Novel Assays to Address Translational Gaps in Treatment Development
Lois Winsky, Ph.D.
Division of Neuroscience and Basic Behavioral Science
This initiative addresses a translational gap in therapeutic discovery and development that exists between the preclinical screening pipeline and early experimental medicine studies in humans. Support would be provided for collaborative teams focused on developing, evaluating, and optimizing clinically meaningful and biologically-based measures that tap into functional domains to inform therapeutic development. Studies would evaluate the alignment or divergence of measures across preclinical screening and into healthy humans. Ideally, the initiative would illuminate the types of preclinical data and approaches that may be useful (or not useful) in predicting effects in humans based on biological conservation of signaling pathways and circuits, and provide tools needed to test novel therapeutic targets or mechanisms in animals and in humans.
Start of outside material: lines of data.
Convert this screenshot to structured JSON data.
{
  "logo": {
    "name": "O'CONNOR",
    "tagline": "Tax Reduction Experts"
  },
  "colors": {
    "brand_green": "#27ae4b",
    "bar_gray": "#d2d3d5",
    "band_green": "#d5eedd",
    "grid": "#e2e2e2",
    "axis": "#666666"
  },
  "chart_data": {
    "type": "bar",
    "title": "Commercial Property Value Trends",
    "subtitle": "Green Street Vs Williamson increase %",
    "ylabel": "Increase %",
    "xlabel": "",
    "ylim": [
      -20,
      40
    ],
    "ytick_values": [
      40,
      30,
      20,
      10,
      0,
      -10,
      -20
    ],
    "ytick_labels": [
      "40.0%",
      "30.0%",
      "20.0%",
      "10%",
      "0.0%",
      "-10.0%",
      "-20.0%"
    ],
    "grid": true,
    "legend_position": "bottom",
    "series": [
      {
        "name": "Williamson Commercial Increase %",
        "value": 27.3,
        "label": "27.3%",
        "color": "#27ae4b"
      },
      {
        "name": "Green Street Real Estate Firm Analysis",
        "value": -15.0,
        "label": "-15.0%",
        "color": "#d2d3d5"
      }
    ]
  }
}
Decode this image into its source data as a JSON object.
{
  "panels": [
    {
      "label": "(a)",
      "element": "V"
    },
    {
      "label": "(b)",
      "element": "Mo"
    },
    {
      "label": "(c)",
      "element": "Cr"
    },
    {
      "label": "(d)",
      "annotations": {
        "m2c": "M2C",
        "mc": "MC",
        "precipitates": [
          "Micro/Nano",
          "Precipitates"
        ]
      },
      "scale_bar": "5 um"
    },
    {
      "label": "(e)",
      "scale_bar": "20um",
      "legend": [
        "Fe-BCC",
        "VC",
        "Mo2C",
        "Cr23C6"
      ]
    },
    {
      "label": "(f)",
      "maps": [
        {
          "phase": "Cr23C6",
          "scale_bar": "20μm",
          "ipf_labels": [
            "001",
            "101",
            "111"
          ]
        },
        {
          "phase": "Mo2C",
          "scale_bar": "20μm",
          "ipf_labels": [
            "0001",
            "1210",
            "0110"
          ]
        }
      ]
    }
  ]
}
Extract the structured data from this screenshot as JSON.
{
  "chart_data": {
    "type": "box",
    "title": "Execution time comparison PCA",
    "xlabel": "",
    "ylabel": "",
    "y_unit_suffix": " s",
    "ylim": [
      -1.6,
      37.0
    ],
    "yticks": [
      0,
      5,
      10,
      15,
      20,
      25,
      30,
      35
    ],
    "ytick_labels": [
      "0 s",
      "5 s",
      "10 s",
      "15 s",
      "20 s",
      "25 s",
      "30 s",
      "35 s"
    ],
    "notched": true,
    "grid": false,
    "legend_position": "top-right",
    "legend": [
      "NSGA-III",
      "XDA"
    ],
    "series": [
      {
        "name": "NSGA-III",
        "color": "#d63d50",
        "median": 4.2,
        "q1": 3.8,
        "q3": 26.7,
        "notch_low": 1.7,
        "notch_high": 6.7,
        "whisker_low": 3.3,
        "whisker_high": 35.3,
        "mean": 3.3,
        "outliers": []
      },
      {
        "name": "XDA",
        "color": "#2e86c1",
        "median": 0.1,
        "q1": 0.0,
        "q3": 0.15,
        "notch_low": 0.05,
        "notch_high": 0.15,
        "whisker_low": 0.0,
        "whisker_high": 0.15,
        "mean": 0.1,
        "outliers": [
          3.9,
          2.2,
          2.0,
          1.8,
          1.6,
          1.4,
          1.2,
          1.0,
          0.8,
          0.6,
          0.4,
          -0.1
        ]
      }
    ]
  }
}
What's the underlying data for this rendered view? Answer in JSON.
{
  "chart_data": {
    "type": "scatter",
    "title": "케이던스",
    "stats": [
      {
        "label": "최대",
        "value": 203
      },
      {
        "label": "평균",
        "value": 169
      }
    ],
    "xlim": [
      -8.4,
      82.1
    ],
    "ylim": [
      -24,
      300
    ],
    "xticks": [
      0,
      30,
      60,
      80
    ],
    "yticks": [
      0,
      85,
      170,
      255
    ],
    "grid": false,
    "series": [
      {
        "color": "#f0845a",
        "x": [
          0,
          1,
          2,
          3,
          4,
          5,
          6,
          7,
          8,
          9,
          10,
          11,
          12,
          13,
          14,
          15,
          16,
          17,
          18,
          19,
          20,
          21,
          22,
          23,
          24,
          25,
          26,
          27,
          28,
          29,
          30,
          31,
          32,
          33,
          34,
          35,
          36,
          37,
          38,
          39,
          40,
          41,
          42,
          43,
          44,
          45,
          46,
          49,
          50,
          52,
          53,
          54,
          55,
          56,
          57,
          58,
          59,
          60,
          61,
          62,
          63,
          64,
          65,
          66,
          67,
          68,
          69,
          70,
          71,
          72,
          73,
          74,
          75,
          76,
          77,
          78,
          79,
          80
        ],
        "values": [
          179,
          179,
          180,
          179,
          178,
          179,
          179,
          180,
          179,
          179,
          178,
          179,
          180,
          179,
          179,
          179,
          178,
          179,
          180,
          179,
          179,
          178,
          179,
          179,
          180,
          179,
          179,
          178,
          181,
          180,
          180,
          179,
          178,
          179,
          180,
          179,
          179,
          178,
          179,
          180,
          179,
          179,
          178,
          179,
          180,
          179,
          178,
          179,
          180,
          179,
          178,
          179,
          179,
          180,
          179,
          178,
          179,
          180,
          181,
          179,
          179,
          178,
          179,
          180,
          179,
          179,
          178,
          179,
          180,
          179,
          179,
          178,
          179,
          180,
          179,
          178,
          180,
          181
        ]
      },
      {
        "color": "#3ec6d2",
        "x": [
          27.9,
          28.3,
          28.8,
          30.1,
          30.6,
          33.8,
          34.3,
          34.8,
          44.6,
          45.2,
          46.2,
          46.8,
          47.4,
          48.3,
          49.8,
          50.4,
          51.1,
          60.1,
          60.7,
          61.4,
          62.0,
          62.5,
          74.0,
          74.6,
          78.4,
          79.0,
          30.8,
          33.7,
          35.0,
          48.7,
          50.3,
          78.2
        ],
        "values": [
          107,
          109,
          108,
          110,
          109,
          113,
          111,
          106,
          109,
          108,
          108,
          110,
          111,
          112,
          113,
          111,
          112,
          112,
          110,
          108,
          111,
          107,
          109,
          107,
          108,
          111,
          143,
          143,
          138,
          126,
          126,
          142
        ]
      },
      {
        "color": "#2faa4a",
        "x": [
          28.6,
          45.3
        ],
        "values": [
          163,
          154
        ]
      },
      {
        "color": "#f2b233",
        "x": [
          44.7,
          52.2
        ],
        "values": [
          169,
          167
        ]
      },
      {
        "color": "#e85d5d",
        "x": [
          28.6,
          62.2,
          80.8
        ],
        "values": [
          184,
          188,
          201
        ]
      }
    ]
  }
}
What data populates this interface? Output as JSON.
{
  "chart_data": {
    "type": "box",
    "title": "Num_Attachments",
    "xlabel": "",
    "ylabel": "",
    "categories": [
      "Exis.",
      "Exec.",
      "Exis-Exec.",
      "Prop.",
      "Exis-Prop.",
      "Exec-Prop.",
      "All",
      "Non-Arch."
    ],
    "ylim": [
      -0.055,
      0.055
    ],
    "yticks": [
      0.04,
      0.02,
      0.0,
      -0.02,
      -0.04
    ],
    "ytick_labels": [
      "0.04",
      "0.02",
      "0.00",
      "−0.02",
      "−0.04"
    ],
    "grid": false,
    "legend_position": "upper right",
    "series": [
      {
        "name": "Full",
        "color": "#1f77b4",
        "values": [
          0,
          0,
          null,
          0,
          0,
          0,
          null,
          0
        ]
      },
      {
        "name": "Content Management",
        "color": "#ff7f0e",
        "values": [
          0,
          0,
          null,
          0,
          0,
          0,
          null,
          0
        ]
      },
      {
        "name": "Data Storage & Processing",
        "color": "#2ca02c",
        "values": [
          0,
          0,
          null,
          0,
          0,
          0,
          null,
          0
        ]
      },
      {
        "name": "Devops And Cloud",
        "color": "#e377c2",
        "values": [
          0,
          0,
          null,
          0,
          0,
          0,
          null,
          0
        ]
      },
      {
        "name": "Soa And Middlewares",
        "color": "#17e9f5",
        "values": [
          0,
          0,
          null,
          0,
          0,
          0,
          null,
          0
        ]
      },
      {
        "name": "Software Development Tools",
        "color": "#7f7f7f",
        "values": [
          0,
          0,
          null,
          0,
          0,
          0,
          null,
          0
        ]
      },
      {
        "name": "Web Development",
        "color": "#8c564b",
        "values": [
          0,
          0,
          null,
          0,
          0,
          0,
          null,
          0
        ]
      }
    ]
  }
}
The NIMH recently initiated new requirements for Institute-supported clinical trials such that new pharmacological and device clinical trials must adopt an experimental medicine -based approach. In this framework, dose is optimized for safety, target engagement, and target physiological effect prior to rigorous hypothesis testing trials in patients. Ideally, patient enrollment is based on physiological measures that reflect deficits in key functional domains in trials where the novel therapeutic targets the same physiology and domains. Thus, even negative trials will provide meaningful scientific information. Complementary to this effort, the Research Domains Criteria (RDoC) project was developed as a framework for conducting clinical research with a focus on biologically-anchored domains, many of which are disrupted across current diagnostic (DSM) disorders, or are differentially disrupted within an existing DSM disorder. This confluence of new trial designs and domain-focused research has the potential to reveal biological targets to advance treatment development for mental disorders, and provides stronger evidence to reject hypotheses proposing links between specific molecular targets and effects in humans. However, while efforts in clinical neuroscience emphasize biological mechanisms, preclinical studies have lagged in adopting this approach within the early stage therapeutic development pipeline, relying on measures that have little or untested value for predicting effects in patients with mental disorders.
The goal of this initiative is to support the development of assays to address translational gaps in treatment development for mental disorders. Assay development efforts will focus on quantitative measures of physiology/circuit activity relevant domains of function that are potential treatment targets (e.g., working memory, attention, anhedonia, etc.). The initiative will support partnerships among basic and clinical neuroscientists who are committed to advancing the discovery of translational physiological measures across preclinical development and into humans as tools for target validation and therapeutic development.
Support would be provided for cooperative planning and prioritization of measure development and evaluation. Successful research groups would provide a strong rationale for the initial selection of measures to be evaluated and/or developed based on: a) links to specific biology; b) the ability to evaluate measures across preclinical and clinical platforms; c) the expectation that measures will be robust and reliable; and, d) the ability to modify the measure to test conservation of mechanism between the preclinical species and humans.
The breadth of projects could include:
- Develop and test assays or measures that tap into fundamental, basic physiological functions that are disrupted within or across mental disorders, such as aspects of sensory integration or arousal, which can be measured in animals and humans (e.g., via spectral EEG analyses, MEG, sleep architecture). Innovative measures would be encouraged.
- Develop and test highly tractable task-based assays that may serve as proxies of circuit activity linked to a functional domain (e.g., gain control, striatal circuits mediating reward contingency coding and effortful behavior, lactate and CO2 signaling pathways, fear potentiated circuits, attentional control and other components of cognition). Researchers are encouraged to combine behavioral and physiological measures, such as tracking changes in local field potentials or EEG oscillation patterns during performance of a task, in their studies.
Expected outcomes include the identification of tractable measures for further development as tools for assessing the biology of the therapeutic target or approach in preclinical and early phase clinical studies. Data will also identify measures demonstrating differences in performance between preclinical species and humans, thus establishing a firm basis for limiting speculative extrapolations of preclinical findings. Although only studies in preclinical species and control humans would be supported by this initiative, the emphasis is on developing measures that will ultimately be useful in selection or evaluation of novel therapeutic mechanisms in patients.